Portanto, Moçambique não irá combater num ponto muito localizado do mapa de África. Vai entrar em confronto com uma rede que ataca em qualquer parte do mundo, com a violência que tivemos ocasião de assistir na destruição das Torres Gémeas.
Podes-me dizer que Angola corre os mesmos riscos e também vai mandar tropas, a ser verdade a notícia.
E eu respondo sim e não.
Sim porque, como digo acima, este inimigo ataca em qualquer parte.
Não, porque as condições são muito diferentes em Angola e Moçambique. O conflito tem uma componente religiosa muito forte, à volta do islamismo. Ora Angola praticamente não tem cidadãos que professem o islamismo, enquanto Moçambique tem uma muito alta percentagem de islâmicos. E, no momento da verdade, nem sempre é fácil a uma pessoa escolher entre a fidelidade ao seu país e a fidelidade à sua religião. Principalmente se ele estiver a combater noutro país, numa guerra que só lhe diz respeito de forma bastante distante.
Por outro lado, Angola está na costa atlântica, a muitos milhares de quilómetros da Somália, ao passo que Moçambique, não sendo vizinho porta-com-porta, está claramente no mesmo bairro.
Sempre que as nossas autoridades referem a captura de imigrantes ilegais, entrados no país, constam da lista cidadãos somalis.

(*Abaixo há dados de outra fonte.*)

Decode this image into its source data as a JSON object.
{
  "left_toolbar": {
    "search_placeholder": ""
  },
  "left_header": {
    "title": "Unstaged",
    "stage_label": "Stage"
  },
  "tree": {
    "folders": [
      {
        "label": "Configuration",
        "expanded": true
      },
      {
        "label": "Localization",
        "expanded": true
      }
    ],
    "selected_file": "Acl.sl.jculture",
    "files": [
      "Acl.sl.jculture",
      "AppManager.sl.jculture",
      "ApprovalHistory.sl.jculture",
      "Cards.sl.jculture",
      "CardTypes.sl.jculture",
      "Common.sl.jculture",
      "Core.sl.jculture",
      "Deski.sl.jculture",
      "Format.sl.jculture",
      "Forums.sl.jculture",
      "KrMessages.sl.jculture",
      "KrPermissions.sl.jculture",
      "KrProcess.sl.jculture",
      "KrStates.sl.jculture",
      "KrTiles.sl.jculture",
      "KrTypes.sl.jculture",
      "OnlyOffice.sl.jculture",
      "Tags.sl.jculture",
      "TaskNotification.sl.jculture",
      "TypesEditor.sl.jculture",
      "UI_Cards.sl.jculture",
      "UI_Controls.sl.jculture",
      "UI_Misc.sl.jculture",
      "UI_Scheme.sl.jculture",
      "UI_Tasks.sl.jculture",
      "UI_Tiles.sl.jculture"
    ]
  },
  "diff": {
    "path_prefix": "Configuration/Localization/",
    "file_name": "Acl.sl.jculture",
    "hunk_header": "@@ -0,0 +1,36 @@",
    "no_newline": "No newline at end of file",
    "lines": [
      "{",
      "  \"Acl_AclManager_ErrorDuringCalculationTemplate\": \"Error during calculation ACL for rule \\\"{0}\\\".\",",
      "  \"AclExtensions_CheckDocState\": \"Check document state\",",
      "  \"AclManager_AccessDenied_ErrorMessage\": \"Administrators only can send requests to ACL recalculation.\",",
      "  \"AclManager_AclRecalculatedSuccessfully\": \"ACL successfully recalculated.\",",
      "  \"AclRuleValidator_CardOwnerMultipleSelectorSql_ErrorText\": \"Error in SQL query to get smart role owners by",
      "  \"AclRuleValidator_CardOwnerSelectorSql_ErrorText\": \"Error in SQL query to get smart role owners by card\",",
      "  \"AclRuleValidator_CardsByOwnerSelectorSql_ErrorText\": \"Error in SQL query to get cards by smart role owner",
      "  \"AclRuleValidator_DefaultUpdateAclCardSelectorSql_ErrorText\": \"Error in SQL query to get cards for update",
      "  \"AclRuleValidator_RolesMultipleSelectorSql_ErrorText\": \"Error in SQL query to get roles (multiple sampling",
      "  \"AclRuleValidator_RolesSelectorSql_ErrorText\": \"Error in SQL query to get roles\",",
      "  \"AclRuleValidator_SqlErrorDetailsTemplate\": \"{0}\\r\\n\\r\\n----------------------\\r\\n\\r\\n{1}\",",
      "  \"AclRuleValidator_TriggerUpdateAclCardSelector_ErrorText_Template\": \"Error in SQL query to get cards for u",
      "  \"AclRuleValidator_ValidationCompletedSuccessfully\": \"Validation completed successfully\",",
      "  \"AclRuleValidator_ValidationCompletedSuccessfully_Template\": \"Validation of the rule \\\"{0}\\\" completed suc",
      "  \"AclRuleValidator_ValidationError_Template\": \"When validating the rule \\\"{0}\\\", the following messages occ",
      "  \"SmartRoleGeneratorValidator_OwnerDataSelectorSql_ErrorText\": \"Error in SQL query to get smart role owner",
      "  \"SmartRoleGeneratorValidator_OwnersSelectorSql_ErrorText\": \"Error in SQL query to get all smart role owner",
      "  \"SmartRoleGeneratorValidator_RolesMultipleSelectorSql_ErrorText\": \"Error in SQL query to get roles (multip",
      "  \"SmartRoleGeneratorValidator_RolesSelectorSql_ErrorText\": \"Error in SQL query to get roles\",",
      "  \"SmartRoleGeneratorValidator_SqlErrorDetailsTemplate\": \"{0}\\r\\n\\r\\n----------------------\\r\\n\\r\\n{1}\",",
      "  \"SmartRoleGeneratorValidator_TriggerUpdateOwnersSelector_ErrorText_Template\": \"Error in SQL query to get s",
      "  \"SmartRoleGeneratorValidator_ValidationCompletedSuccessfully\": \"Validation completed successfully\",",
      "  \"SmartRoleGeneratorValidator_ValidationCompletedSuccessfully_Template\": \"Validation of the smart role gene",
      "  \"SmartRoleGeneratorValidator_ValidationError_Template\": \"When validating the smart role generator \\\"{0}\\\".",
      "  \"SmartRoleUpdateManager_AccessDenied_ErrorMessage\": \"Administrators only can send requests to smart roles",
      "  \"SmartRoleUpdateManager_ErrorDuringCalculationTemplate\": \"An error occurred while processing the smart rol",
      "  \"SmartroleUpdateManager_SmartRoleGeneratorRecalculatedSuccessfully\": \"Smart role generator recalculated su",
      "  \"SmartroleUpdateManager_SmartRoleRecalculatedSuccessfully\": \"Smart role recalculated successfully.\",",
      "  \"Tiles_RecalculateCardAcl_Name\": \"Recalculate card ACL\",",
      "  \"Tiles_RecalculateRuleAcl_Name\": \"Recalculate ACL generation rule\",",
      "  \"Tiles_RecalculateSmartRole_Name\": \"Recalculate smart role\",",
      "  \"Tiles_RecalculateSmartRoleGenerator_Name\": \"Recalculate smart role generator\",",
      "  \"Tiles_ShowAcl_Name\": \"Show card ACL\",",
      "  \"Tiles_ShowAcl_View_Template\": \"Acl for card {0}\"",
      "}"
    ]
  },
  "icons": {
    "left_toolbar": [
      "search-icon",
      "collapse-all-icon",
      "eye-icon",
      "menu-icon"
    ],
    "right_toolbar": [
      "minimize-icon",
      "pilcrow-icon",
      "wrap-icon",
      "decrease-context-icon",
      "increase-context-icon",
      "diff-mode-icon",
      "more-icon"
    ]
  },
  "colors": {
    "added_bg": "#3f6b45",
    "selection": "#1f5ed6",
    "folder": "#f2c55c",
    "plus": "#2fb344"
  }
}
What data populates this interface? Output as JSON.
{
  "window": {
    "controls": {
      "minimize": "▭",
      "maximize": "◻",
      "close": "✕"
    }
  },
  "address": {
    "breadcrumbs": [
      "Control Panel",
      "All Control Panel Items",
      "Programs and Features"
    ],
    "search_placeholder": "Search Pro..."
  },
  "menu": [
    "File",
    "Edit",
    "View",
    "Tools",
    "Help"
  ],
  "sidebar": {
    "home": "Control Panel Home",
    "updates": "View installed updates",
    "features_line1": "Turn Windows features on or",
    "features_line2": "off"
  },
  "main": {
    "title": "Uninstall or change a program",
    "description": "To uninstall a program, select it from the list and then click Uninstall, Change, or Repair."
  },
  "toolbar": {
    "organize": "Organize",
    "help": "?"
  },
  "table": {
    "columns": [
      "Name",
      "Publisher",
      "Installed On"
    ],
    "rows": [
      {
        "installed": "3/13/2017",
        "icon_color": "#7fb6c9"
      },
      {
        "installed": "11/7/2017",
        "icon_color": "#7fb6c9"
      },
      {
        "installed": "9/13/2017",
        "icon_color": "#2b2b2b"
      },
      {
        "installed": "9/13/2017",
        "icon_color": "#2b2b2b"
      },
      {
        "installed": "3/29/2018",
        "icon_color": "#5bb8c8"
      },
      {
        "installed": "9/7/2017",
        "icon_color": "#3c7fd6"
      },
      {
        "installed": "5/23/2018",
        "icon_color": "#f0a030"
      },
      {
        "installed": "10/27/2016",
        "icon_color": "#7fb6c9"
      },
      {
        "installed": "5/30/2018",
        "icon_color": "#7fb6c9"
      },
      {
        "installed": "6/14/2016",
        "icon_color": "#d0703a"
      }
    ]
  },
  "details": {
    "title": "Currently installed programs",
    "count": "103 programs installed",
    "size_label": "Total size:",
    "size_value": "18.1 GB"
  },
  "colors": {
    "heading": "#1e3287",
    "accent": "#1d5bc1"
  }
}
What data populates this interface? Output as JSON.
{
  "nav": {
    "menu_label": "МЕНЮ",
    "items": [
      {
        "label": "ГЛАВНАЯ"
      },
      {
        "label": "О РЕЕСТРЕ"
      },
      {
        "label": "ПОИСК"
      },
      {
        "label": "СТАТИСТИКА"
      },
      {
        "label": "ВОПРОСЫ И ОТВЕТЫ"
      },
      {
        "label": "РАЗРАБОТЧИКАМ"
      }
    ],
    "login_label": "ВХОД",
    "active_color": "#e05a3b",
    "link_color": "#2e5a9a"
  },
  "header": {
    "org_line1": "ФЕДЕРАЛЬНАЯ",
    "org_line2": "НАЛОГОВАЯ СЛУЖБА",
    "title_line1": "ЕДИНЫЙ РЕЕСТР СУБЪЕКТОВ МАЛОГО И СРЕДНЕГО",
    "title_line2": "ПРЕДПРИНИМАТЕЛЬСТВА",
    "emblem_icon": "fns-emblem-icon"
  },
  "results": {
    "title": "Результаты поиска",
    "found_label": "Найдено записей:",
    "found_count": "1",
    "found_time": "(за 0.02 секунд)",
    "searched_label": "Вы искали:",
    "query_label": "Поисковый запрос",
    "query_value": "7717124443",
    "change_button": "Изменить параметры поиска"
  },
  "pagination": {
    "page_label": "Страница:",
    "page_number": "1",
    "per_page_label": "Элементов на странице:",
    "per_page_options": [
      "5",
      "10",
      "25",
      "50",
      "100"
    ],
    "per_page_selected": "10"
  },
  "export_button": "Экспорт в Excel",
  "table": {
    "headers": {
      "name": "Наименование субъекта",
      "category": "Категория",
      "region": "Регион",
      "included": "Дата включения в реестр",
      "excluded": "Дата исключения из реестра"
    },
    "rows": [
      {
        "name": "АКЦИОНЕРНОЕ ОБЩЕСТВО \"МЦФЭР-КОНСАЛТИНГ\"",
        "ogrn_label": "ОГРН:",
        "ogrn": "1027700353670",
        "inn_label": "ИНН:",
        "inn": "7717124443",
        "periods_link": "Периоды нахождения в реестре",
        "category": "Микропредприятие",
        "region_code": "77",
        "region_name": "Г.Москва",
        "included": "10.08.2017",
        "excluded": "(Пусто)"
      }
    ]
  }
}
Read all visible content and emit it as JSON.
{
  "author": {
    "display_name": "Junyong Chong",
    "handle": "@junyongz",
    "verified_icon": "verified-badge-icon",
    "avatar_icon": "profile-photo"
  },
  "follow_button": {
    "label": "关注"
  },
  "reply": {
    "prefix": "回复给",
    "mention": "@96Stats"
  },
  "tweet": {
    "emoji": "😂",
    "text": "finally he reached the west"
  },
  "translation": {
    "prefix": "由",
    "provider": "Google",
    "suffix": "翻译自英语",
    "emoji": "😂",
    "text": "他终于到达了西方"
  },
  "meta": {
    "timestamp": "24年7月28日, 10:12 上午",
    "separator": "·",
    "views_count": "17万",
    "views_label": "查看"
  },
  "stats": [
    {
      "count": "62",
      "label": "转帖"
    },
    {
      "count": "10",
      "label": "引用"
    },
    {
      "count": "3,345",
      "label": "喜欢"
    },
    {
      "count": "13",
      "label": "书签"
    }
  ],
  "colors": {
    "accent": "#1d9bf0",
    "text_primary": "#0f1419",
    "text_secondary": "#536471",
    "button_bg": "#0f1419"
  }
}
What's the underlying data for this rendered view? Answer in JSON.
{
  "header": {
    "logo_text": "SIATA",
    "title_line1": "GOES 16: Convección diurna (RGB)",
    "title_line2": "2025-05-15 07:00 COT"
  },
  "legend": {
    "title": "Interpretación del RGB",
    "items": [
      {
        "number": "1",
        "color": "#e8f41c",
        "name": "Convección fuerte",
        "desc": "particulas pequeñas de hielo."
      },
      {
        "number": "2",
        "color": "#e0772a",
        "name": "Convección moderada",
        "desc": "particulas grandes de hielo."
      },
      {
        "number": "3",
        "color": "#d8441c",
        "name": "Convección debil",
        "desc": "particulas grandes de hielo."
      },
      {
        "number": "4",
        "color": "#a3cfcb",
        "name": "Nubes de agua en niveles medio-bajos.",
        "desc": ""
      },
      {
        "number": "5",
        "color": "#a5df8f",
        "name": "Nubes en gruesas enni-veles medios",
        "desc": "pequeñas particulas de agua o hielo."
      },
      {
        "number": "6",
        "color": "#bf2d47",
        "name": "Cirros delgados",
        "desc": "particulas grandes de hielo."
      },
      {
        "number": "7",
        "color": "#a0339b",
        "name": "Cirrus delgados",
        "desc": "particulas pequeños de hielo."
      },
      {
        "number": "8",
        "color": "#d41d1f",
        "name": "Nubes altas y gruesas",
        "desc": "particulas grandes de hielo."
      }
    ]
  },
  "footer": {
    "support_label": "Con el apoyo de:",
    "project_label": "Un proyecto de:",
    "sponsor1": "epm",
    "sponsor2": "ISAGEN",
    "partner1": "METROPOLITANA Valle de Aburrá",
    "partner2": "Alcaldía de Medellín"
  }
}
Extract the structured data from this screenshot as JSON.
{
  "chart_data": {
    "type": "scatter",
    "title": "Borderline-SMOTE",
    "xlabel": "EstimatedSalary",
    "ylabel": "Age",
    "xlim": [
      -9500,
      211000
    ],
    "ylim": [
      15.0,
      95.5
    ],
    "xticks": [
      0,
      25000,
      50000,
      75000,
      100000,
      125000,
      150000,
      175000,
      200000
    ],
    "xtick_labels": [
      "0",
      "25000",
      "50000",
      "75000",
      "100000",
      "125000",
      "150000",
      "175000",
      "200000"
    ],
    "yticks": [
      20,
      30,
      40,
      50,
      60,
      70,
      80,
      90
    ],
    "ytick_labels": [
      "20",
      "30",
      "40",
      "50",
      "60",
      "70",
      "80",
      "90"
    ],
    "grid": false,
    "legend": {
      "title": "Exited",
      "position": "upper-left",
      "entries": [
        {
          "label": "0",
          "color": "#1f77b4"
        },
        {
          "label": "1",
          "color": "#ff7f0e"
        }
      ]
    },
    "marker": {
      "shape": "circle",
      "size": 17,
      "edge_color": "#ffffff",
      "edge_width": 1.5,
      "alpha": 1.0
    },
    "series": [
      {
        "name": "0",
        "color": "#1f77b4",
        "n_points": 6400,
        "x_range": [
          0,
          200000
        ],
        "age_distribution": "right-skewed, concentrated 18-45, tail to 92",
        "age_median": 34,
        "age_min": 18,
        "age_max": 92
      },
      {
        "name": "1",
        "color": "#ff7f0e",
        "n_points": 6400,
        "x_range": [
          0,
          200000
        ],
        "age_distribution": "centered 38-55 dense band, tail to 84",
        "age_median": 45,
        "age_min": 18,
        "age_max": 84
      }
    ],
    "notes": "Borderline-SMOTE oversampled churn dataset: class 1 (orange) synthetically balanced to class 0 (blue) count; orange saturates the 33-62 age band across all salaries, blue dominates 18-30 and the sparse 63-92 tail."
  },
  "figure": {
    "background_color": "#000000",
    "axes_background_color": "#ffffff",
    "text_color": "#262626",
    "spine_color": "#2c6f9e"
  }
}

É por tudo isto, Luís, que eu estou preocupado.
Não tenho uma posição sobre se a decisão é correcta ou errada. Espero que as nossas autoridades nos esclareçam sobre as razões que a ela levaram, para depois tomar posição.
E terão que ser razões muito fortes para passarem por cima de todas estas questões que aqui te expus.